Foram opostos embargos de declaração pelo INSS (fls. 141/142), requerendo a manifestação explícita sobre o disposto no art. 62, § 11, da Constituição, que não foram conhecidos (fl. 143).
 
Irresignado, o INSS interpôs apelação (fls. 145/150), sob alegação, em síntese, de que, no período assinalado na sentença, estava em vigor a MP 242, determinando o cálculo dos benefícios de auxílio-doença, auxílio-acidente e aposentadoria por invalidez tal como foi promovido pelo INSS, de modo que não caberia a revisão de tais benefícios concedidos neste período.  Aduziu que, muito embora a MP em questão tenha sido rejeitada pelo Congresso, além de ter tido sua eficácia suspensa por três ADIN´s, de nº 3467, nº 3473 e nº 3505, não se tem notícia da edição de decreto legislativo regulamentando as situações ocorridas na sua vigência, razão pela qual haveria de prevalecer, uma vez que se aplica aos benefícios a lei vigente à época de sua concessão, por força da irretroatividade das leis e em respeito ao ato jurídico perfeito.
 
Por fim, alegou que a matéria encontra-se pendente de apreciação na ação de argüição de descumprimento de preceito fundamental, da competência do STF.
 
Foram oferecidas contra-razões, às fls. 168/171, pugnando pela manutenção da sentença, a fim de assegurar o mesmo tratamento para situações jurídicas idênticas.
 
O Ministério Público Federal emitiu parecer às fls. 175/177, opinado pelo improvimento do recurso.
 
É o relatório.

ANDRÉA CUNHA ESMERALDO
Juíza Federal Convocada
Relatora- 2a Turma Especializada
 

 
VOTO
Inicialmente, cumpre afastar a ilegitimidade ativa ad causam da entidade associativa, muito embora esta preliminar não tenha sido renovada em sede recursal, mas se trata de matéria de ordem pública, que poderia ser conhecida de ofício.
 
Destaque-se que as associações, legalmente constituídas há mais de um ano, como no caso vertente, possuem legitimidade ativa para demandar em juízo a tutela de direitos subjetivos individuais de seus associados, desde que se versem direitos homogêneos e mantenham relação com os fins institucionais da associação demandante, atuando como substituto processual.
 
Assim, a pertinência temática é imprescindível para configurar a legitimatio ad causam da associação, haja vista que a Lei nº 7.347/85 (LACP) enumera taxativamente os legitimados a propor a ação civil pública, incluindo as associações neste rol, observadas as seguintes condições:  a pré-constituição há pelo menos um ano e a inclusão, entre suas finalidade institucionais, da “proteção ao meio ambiente, ao consumidor, à ordem econômica, à livre concorrência, ou  ao patrimônio artístico, estético, histórico, turístico e paisagístico”.
 
A representatividade adequada sob esse enfoque tem merecido destaque na doutrina, valendo citar as lições de Hugo Nigro Mazzilii, in verbis:
 
"(...)A pertinência temática significa que as associações civis devem incluir entre seus fins institucionais a defesa dos interesses objetivados na ação civil pública ou coletiva por elas propostas, dispensada, embora, a autorização de assembléia.

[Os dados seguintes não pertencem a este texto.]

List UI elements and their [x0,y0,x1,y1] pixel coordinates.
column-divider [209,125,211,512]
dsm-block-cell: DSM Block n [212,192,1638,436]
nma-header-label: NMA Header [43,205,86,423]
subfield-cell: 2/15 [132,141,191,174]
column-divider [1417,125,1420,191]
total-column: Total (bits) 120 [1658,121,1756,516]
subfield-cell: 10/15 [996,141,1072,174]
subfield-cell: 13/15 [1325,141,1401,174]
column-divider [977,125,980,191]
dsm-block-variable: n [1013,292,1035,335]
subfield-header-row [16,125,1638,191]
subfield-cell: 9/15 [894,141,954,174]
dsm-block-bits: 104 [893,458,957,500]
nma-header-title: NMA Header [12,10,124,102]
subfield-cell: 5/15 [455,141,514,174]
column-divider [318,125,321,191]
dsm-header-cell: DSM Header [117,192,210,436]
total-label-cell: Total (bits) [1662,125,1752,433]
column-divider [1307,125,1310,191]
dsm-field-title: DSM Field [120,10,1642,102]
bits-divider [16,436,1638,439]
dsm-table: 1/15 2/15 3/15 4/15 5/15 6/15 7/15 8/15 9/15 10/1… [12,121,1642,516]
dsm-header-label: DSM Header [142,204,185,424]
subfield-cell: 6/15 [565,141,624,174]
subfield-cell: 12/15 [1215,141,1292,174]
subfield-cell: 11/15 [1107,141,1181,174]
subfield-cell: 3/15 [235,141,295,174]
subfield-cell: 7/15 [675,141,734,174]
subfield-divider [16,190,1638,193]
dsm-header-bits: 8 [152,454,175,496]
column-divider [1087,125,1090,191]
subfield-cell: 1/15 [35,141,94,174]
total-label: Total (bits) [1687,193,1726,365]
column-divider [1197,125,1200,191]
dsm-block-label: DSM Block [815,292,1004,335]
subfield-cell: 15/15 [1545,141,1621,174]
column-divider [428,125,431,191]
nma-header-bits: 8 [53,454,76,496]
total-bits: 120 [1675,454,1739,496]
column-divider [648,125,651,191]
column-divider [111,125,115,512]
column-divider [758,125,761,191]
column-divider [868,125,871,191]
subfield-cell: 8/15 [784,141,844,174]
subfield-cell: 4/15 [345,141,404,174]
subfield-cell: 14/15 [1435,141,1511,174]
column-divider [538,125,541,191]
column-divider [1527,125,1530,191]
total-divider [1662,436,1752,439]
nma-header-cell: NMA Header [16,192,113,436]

Em outras palavras. a pertinência temática é a adequação entre o objeto da ação e a finalidade institucional.
 
As associações civis necessitam, portanto, ter finalidades institucionais compatíveis com a defesa do interesse transindividual que pretendam tutelar em juízo. Entretanto, essa finalidade pode ser razoavelmente genérica; não é preciso que uma associação civil seja constituída para defender em juízo especificamente aquele exato interesse controvertido na hipótese concreta. Em outras palavras, de forma correta já se entendeu, por exemplo, que uma associação civil que tenha por finalidade a defesa do consumidor pode propor ação coletiva em favor de participantes que tenham desistido de consórcio de veículos, não se exigindo tenha sido instituída para a defesa específica de interesses de consorciados de veículos, desistentes ou inadimplentes. Essa generalidade não pode ser, entretanto, desarrazoada, sob pena de admitirmos a criação de uma associação civil para a defesa de qualquer interesse, o que desnaturaria a exigência de representatividade adequada do grupo lesado" (in A Defesa dos Interesses Difusos em Juízo, Hugo Nigro Mazzilii, São Paulo, Saraiva, 2006, p. 277/278).
 
Assim, os entes associativos só podem pleitear por interesses ligados às suas finalidades institucionais, porque apenas nessas hipóteses, haverá afinidade de interesses.
 
Nesse passo, a legitimação restringe-se ao âmbito dos fins próprios para cuja persecução se criou a entidade, o que, na espécie, restou observado, uma vez caracterizado o nexo entre os interesses que permite a substituição processual.
 
No caso vertente, a entidade-autora foi fundada em 16/12/2003 (fls. 31 e 37), havendo previsão, dentre as suas finalidades institucionais, a de “assistir, defender e reivindicar, administrativa ou judicialmente, as conquistas, direitos e interesses dos trabalhadores dos consumidores e aposentados em geral”, conforme o teor do art. 2o, b, do seu estatuto da (fl. 23). 
 
Por outro lado, a Lei da Ação Civil Pública foi alterada pelo Código de Defesa do Consumidor, restando possibilitado o ajuizamento de ações civis públicas para a defesa também dos chamados "interesses individuais homogêneos", entre os quais se situam os do caso em comento:  o direito em questão é individual, embora homogêneo. São interesses metaindividuais, não são interesses públicos, nem  privados: são interesses sociais. E, os interesses individuais, coletivamente tratados, adquirem relevância social, que impõem a sua proteção pela via especial.
 
Nesse passo, a ação civil pública pode ser utilizada para o fim de buscar a tutela dos interesses individuais homogêneos (de origem comum) relacionados à remuneração ou proventos dos associados, com base no art. 81, inciso III, da Lei nº 8.078/90. Não há como se restringir o alcance das ações coletivas tão somente às relações de consumo, uma vez presente o interesse social pela dimensão do dano e sendo relevante o bem jurídico a ser protegido, conforme precedentes da jurisprudência.
 
Nesse sentido, vale conferir o seguinte julgado, assim ementado:
 
“PREVIDENCIÁRIO. RECURSO ESPECIAL. ASSOCIAÇÃO CIVIL.  LEGITIMIDADE. AÇÃO COLETIVA. POSSIBILIDADE.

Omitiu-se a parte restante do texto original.